What is working set:

Working-set model is based on the assumption of locality.
This model uses a parameter, delta, to define the working-set window.
the idea is examine the most recently used delta page references.
The set of pages in the most recent delta page references is the working set.
- If a page is in active use, it will be in the working set.
- If a page is no longer being used, it will drop from the working set delta time units after its last reference.

Thus, the working set is an approximation of the program's locality.
The accuracy of the working set depends on the selection of delta:

If delta is too small, it will not encompass the entire locality;
If delta is too large, it may overlap several localities.

How does it work:

OS monitors the working set of each process and allocates to that working set enough frames to provide it with its working-set size.
If there are enough extra frames, another process can be initiated.
If the sum of the working-set sizes increases, exceeding the total number of available frames, OS selected a process to suspend.
The process's pages are written out(swapped), and its frames are reallocated to other processes.
The suspended process can be restarted later.

This strategy prevents thrashing while keeping the degree of multiprogramming as high as possible. Thus it optimizes CPU utilization.

It's hard to keep track of the working set because the working-set window is a moving window.
We can approximate the working-set model with a fixed-interval timer interrupt and a reference bit. We update the reference bit when the timer interrupt incurs and when a page fault incurs, the pages with particular reference bit(larger than 00, for example) are considered in the working set.

Page-Fault Frequency

Page-fault frequency(PFF): a more direct approach to handle thrashing:

If the page-fault rate exceeds the upper limit, we allocate the process another frame;
- If the page-fault rate increases and no free frames are available, we must select some process and suspend it.
If the page-fault rate falls below the lower limit, we remove a frame from the process.

Memory-Mapped Files

Memory-mapping: Instead of using standard system calls open(), read(), write() to access files, we can use virtual memory techniques to treat file I/O as routine memory accesses.

Basic Mechanism

Memory-mapping a file is accomplished by mapping a disk block to a page(or pages) in memory.

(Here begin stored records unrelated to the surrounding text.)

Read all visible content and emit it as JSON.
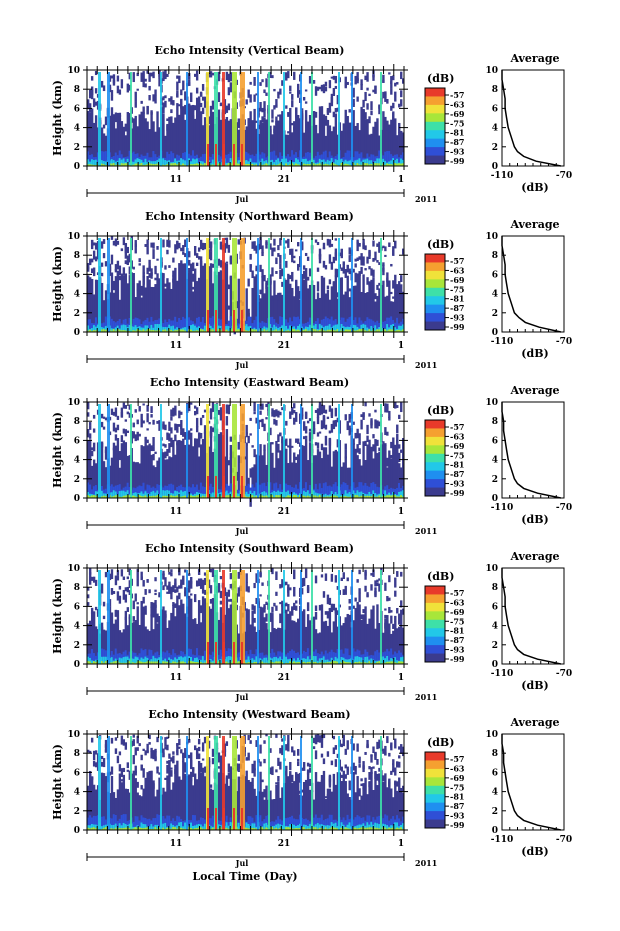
{
  "colors": {
    "scale": [
      "#3b3b8e",
      "#2f4fd6",
      "#1f8ff0",
      "#22c8e8",
      "#3ee0a8",
      "#a8e63a",
      "#f0e23a",
      "#f5a030",
      "#e83a2a"
    ],
    "background": "#ffffff"
  },
  "colorbar": {
    "unit": "(dB)",
    "ticks": [
      "-57",
      "-63",
      "-69",
      "-75",
      "-81",
      "-87",
      "-93",
      "-99"
    ]
  },
  "axis_common": {
    "x_day_labels": [
      "11",
      "21",
      "1"
    ],
    "month_label": "Jul",
    "year_label": "2011",
    "x_title": "Local Time (Day)",
    "y_title": "Height (km)",
    "y_ticks": [
      "0",
      "2",
      "4",
      "6",
      "8",
      "10"
    ]
  },
  "average_axis": {
    "title": "Average",
    "x_ticks": [
      "-110",
      "-70"
    ],
    "x_title": "(dB)",
    "y_ticks": [
      "0",
      "2",
      "4",
      "6",
      "8",
      "10"
    ]
  },
  "chart_data": [
    {
      "type": "heatmap",
      "title": "Echo Intensity (Vertical Beam)",
      "xlabel": "Local Time (Day)",
      "ylabel": "Height (km)",
      "ylim": [
        0,
        10
      ],
      "colorbar_range_db": [
        -99,
        -57
      ],
      "average_profile": {
        "height_km": [
          0,
          0.5,
          1,
          1.5,
          2,
          3,
          4,
          5,
          6,
          7,
          8,
          9,
          10
        ],
        "db": [
          -72,
          -88,
          -96,
          -100,
          -102,
          -104,
          -106,
          -107,
          -108,
          -108,
          -109,
          -110,
          -110
        ]
      }
    },
    {
      "type": "heatmap",
      "title": "Echo Intensity (Northward Beam)",
      "xlabel": "Local Time (Day)",
      "ylabel": "Height (km)",
      "ylim": [
        0,
        10
      ],
      "colorbar_range_db": [
        -99,
        -57
      ],
      "average_profile": {
        "height_km": [
          0,
          0.5,
          1,
          1.5,
          2,
          3,
          4,
          5,
          6,
          7,
          8,
          9,
          10
        ],
        "db": [
          -72,
          -86,
          -95,
          -99,
          -102,
          -104,
          -106,
          -107,
          -108,
          -108,
          -109,
          -110,
          -110
        ]
      }
    },
    {
      "type": "heatmap",
      "title": "Echo Intensity (Eastward Beam)",
      "xlabel": "Local Time (Day)",
      "ylabel": "Height (km)",
      "ylim": [
        0,
        10
      ],
      "colorbar_range_db": [
        -99,
        -57
      ],
      "average_profile": {
        "height_km": [
          0,
          0.5,
          1,
          1.5,
          2,
          3,
          4,
          5,
          6,
          7,
          8,
          9,
          10
        ],
        "db": [
          -72,
          -87,
          -96,
          -100,
          -102,
          -104,
          -106,
          -107,
          -108,
          -109,
          -109,
          -110,
          -110
        ]
      }
    },
    {
      "type": "heatmap",
      "title": "Echo Intensity (Southward Beam)",
      "xlabel": "Local Time (Day)",
      "ylabel": "Height (km)",
      "ylim": [
        0,
        10
      ],
      "colorbar_range_db": [
        -99,
        -57
      ],
      "average_profile": {
        "height_km": [
          0,
          0.5,
          1,
          1.5,
          2,
          3,
          4,
          5,
          6,
          7,
          8,
          9,
          10
        ],
        "db": [
          -72,
          -87,
          -96,
          -100,
          -102,
          -104,
          -106,
          -107,
          -108,
          -108,
          -109,
          -110,
          -110
        ]
      }
    },
    {
      "type": "heatmap",
      "title": "Echo Intensity (Westward Beam)",
      "xlabel": "Local Time (Day)",
      "ylabel": "Height (km)",
      "ylim": [
        0,
        10
      ],
      "colorbar_range_db": [
        -99,
        -57
      ],
      "average_profile": {
        "height_km": [
          0,
          0.5,
          1,
          1.5,
          2,
          3,
          4,
          5,
          6,
          7,
          8,
          9,
          10
        ],
        "db": [
          -72,
          -87,
          -96,
          -100,
          -102,
          -104,
          -106,
          -107,
          -108,
          -109,
          -109,
          -110,
          -110
        ]
      }
    }
  ]
}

Initial access to the file proceeds through ordinary demand paging, resulting in a page fault;
a page-sized portion of the file is read from the file system into a physical page;
subsequent reads and writes to the file are handled as routine memory accesses;
The practice simplifies file access and usage by allowing the system of manipulate files through memory rather than incurring the overhead of using the read() and write() system calls.

Allocating Kernel Memory

Kernel memory is often allocated from a free-memory pool different from the list(discussed earlier) used to satisfy ordinary user-mode processes. There are two primary reasons for this:

The kernel requests memory for data structures of varying sizes, some of which are less than a page in size. Use paging will generate fragmentation problem.
Pages allocated to user-mode processes do not necessarily have to be in contiguous physical memory. However, certain hardware devices interact directly with physical memory -- without the benefit of virtual memory interface -- and consequently may require memory residing in physically contiguous pages.

Buddy System

The buddy system allocates memory from a fixed-size segment consisting of physically contiguous pages. Memory is allocated from this segment using a power-of-2 allocator, which satisfies requests in units sized as a power of 2 (4 KB, 8 KB, 16 KB, and so forth). A request in units not appropriately sized is rounded up to the next highest power of 2.

We split a memory chunk evenly until we get a block that meets the requirement from the allocator.

Drawback: up to 50% internal fragmentation.

Slab Allocation

A slab is made up of one or more physically contiguous pages.
A cache consists of one or more slabs.